Edward Marshall Stedman, Jr. was born in Bethel, Maine, the son of Edward, Sr. and Eliza Putnam (née Rice) Stedman. His father was a decorated naval officer who at the time of his death in 1939 had been the oldest surviving graduate of the United States Naval Academy and one of only three retired naval officers who saw service during the American Civil War. Stedman received his early education in Chicago at South Division High School and the Harvard Preparatory School before attending Colorado College in Colorado Springs.
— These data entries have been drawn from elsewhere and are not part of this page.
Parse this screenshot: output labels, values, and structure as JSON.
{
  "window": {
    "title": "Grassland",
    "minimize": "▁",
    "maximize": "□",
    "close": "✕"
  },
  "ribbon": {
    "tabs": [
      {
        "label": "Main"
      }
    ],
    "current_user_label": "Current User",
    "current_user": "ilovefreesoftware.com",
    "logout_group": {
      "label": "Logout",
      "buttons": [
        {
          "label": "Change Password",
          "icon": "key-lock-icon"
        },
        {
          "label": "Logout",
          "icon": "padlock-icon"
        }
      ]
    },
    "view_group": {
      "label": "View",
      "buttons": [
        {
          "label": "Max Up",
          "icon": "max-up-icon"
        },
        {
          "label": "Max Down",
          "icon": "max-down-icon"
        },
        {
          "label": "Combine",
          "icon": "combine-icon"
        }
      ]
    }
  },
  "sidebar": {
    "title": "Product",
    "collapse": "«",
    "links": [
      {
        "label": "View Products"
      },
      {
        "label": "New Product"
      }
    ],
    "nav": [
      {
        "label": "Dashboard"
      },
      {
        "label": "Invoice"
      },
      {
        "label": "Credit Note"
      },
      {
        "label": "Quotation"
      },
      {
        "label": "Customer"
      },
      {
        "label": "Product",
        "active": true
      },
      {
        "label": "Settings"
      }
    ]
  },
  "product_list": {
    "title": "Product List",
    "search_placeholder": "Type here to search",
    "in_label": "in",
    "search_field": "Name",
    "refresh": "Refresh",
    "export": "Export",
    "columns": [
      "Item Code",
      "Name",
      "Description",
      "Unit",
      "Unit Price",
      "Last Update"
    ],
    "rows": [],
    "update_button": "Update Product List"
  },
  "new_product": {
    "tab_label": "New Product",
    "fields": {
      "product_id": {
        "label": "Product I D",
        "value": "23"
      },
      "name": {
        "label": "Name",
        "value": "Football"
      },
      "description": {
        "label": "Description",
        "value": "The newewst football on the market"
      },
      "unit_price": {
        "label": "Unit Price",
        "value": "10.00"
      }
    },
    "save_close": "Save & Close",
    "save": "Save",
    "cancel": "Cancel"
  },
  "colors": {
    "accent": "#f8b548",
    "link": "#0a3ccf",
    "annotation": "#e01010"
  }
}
Marshall Stedman began his theater career at around the age of eighteen with William Morris’ stock company playing Bob Appleton in Ludwig Fulda’s three-act drama The Lost Paradise, and Ned Annesley in Sowing the Wind, a four-act play by Sydney Grundy. He later joined E. H. Sothern for two seasons and went on to star in a number of one-act plays and tour in Shakespearean repertoire productions.
For some years around 1900 Stedman lived in Gilpin County, Colorado with his father, sister Agnes, grandmother Miriam, uncle Josiah Stedman and later his wife Myrtle. News reports of the day indicated his family was involved in a mining venture near America City called the Charlemagne Lode.
In 1906 Stedman was named head of the drama school at the Chicago Musical College, a position he would hold for some four years. Later he spent a season in vaudeville before venturing into film work as a director with Essanay Studios and later the Selig Polyscope Company, as an actor, director, writer and producer. Several years later Stedman returned to teaching as a drama instructor with the Eagan School of Drama and Music in Los Angeles.